Referee response for version 1

Cyril R Pernet 1

This is a good note, replicating previous results from vision to audition - and therefore showing that band-pass is an effective strategy, not specific to visual columns. 

Method:

  • You set a GLM to get beta estimates per genre for each run, and use this (z-scored) for decoding. You mention that you included temporal derivatives, were these ones used in any form? (note you can also correct the hrf amplitude estimates using the temporal derivative https://www.ncbi.nlm.nih.gov/pmc/articles/PMC3896880/)

  • You used a within-subject leave-one-run-out cross-validation; as you know I'm sure, Gael showed that LOO tends to be biased (https://arxiv.org/abs/1606.05201). If I understand correctly, that means that the classification is done with 7 betas per class, predict 1 (and rotate). Obviously, that is an issue as K-folds will lead to an even smaller number of beta to use. I don't know if that's addressable here, but worth mentioning the issue (and even better do an alternative sampling scheme if you think it's feasible).

I have read this submission. I believe that I have an appropriate level of expertise to confirm that it is of an acceptable scientific standard, however I have significant reservations, as outlined above.

F1000Res. 2018 Mar 28.
Ayan Sengupta 1

This is a good note, replicating previous results from vision to audition - and therefore showing that band-pass is an effective strategy, not specific to visual columns. 

Method:

    You set a GLM to get beta estimates per genre for each run, and use this (z-scored) for decoding. You mention that you included temporal derivatives, were these ones used in any form? (note you can also correct the hrf amplitude estimates using the temporal derivative https://www.ncbi.nlm.nih.gov/pmc/articles/PMC3896880/)

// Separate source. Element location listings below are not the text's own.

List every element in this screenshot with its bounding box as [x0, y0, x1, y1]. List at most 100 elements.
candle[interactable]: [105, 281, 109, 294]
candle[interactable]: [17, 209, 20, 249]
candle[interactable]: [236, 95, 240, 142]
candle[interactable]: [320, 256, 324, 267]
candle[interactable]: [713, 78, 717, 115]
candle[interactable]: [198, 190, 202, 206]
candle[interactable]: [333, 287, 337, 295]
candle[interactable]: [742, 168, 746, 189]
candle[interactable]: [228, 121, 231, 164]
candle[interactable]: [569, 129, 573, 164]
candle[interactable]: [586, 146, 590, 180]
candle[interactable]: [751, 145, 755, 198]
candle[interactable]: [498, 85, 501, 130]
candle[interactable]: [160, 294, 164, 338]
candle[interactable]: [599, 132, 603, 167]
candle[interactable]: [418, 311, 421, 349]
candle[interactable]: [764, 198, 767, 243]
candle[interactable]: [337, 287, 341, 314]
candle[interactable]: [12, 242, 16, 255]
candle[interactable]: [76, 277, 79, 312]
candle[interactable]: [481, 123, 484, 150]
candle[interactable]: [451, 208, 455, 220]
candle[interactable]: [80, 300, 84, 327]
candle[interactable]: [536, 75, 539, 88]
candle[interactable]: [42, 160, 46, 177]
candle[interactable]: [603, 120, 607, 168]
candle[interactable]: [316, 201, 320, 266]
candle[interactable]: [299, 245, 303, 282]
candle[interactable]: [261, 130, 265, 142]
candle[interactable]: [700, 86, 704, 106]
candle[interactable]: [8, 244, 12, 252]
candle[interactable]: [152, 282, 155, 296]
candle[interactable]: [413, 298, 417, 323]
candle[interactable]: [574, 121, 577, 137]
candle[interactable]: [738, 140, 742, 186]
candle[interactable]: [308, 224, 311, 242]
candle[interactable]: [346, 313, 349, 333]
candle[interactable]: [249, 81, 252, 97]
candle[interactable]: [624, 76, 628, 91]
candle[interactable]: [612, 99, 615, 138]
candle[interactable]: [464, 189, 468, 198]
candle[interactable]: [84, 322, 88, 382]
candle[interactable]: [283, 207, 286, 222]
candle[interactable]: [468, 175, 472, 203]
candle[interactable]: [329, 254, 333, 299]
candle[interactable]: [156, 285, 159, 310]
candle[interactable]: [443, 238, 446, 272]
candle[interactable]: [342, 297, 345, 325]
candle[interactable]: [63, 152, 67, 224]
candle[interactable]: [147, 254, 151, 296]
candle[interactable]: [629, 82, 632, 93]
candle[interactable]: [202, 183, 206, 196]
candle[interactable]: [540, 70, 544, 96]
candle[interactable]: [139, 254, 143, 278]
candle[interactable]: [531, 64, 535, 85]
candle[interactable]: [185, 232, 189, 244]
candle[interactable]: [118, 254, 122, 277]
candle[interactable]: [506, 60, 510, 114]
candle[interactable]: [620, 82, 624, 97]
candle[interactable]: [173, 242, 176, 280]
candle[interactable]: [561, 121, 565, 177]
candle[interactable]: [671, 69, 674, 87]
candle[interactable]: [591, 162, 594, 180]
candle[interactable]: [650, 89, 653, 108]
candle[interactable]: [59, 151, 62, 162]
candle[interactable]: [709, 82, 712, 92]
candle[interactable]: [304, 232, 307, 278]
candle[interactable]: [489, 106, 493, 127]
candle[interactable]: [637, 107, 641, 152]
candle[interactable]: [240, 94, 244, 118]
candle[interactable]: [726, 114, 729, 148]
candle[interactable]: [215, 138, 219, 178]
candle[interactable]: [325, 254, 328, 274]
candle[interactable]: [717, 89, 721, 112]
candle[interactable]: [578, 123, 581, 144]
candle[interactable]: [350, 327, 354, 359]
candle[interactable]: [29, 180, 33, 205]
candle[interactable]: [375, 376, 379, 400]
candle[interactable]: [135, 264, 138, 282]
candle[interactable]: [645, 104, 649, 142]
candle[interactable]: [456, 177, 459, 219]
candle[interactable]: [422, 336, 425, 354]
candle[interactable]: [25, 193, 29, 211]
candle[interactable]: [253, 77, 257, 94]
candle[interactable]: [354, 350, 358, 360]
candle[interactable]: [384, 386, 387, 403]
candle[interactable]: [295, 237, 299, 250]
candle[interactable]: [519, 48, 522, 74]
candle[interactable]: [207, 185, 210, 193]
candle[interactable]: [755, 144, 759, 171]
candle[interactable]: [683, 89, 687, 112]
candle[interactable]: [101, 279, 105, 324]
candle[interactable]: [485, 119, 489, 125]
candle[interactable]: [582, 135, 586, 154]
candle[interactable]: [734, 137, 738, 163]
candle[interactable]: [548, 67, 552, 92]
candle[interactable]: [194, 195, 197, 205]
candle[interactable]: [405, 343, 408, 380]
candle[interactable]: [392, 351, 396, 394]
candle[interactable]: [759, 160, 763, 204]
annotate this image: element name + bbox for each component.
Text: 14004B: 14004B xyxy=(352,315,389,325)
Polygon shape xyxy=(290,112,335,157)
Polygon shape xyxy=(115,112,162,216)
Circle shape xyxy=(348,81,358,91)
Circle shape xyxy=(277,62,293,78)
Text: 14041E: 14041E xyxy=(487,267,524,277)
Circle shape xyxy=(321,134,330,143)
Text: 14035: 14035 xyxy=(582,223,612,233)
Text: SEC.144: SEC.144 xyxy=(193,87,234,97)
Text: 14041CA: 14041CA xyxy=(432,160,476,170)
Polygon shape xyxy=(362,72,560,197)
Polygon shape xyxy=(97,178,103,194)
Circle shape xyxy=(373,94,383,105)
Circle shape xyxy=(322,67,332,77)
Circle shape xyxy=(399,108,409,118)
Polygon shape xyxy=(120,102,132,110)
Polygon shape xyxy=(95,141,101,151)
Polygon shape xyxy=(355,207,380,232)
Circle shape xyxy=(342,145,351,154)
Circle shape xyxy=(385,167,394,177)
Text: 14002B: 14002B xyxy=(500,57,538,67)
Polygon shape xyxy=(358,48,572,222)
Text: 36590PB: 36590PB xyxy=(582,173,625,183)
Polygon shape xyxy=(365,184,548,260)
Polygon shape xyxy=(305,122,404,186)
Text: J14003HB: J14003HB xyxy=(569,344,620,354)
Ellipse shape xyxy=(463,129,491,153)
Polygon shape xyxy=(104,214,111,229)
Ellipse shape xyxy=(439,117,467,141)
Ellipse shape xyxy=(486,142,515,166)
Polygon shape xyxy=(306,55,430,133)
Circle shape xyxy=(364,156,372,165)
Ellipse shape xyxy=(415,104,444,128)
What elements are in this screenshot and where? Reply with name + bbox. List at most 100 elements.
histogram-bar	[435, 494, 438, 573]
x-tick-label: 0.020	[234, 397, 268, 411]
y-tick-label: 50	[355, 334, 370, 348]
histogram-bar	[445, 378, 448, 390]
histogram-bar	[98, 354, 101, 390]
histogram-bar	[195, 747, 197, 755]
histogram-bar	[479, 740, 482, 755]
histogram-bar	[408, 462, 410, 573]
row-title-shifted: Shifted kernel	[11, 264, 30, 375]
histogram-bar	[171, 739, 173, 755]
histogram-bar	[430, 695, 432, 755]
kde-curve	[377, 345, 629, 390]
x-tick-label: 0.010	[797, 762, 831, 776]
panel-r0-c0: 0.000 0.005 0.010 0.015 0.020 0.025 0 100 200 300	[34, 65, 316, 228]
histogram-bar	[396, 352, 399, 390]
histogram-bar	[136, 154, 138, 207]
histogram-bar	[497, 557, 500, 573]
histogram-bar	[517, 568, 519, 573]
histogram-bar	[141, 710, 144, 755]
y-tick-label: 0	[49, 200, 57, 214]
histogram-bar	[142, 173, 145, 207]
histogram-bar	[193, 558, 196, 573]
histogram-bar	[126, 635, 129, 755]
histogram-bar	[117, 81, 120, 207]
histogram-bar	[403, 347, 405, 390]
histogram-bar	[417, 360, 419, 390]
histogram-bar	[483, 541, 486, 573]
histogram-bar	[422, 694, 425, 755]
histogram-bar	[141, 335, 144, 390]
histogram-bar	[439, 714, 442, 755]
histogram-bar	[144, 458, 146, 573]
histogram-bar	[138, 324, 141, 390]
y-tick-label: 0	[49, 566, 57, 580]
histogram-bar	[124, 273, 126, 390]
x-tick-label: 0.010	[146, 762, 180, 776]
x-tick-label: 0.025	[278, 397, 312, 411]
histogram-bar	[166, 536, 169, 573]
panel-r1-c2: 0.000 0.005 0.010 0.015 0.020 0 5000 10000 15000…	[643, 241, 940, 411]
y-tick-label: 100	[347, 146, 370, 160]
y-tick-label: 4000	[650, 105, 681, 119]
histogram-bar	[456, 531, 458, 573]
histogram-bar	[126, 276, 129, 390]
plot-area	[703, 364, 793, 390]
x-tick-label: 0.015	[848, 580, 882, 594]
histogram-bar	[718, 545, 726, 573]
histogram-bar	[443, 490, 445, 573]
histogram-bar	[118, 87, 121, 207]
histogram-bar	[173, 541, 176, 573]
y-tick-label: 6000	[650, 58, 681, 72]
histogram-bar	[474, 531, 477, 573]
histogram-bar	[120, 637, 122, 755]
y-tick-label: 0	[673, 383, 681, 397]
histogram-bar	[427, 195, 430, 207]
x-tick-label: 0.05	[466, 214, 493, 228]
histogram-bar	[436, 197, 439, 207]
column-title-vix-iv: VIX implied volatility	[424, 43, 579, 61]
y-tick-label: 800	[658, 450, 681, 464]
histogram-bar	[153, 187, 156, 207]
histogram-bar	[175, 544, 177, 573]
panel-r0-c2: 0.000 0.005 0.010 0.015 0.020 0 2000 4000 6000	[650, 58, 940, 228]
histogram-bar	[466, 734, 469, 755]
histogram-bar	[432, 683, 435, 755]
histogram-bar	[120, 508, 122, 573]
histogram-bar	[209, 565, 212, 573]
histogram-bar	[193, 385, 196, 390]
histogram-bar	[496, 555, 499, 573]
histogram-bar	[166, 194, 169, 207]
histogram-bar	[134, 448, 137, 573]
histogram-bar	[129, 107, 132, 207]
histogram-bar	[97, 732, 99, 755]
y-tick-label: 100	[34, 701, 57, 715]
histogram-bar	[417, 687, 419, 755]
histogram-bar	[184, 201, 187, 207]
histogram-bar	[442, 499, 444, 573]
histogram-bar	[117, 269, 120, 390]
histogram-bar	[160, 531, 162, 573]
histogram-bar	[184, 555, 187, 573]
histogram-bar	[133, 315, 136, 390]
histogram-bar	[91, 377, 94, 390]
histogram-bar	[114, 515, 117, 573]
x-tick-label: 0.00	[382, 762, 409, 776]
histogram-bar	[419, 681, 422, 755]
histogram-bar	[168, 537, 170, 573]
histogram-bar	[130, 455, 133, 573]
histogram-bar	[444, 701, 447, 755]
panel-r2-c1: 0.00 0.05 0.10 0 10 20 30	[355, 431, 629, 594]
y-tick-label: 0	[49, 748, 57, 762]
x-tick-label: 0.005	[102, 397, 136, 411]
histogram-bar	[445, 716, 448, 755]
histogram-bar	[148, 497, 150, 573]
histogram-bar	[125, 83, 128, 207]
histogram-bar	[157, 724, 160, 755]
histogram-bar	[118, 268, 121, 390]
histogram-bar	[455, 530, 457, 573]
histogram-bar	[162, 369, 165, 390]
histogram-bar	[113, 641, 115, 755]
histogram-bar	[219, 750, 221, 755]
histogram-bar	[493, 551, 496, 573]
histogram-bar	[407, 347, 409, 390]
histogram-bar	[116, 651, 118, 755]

The GLM was performed in NiPy [v0.3;8] while accounting for serial correlation with an autoregressive term (AR1) and hrf modelling was set to be ‘canonical with derivative’. The temporal derivatives were included in the model for a better estimation of the beta parameters. This is now explicitly mentioned in the manuscript with corresponding citation.

    

    You used a within-subject leave-one-run-out cross-validation; as you know I'm sure, Gael showed that LOO tends to be biased (https://arxiv.org/abs/1606.05201). If I understand correctly, that means that the classification is done with 7 betas per class, predict 1 (and rotate). Obviously, that is an issue as K-folds will lead to an even smaller number of beta to use. I don't know if that's addressable here, but worth mentioning the issue (and even better do an alternative sampling scheme if you think it's feasible).

We thank the reviewer for raising this issue with the cross-validation procedure. We agree that the leave-one-out (LOO) cross validation that was performed in this analysis may be biased and repeated random sub-sampling of training set could address the issue. However it has to be noted that the LOO cross validation method was almost exclusively used in all auditory and visual decoding in prior publications. As rightly mentioned by the reviewer, this study is about ‘replicating previous results from vision to audition’ and hence we keep on performing leave-one-out cross validation for making a direct comparison. The caveats of LOO cross validation are now mentioned in the results and conclusion section.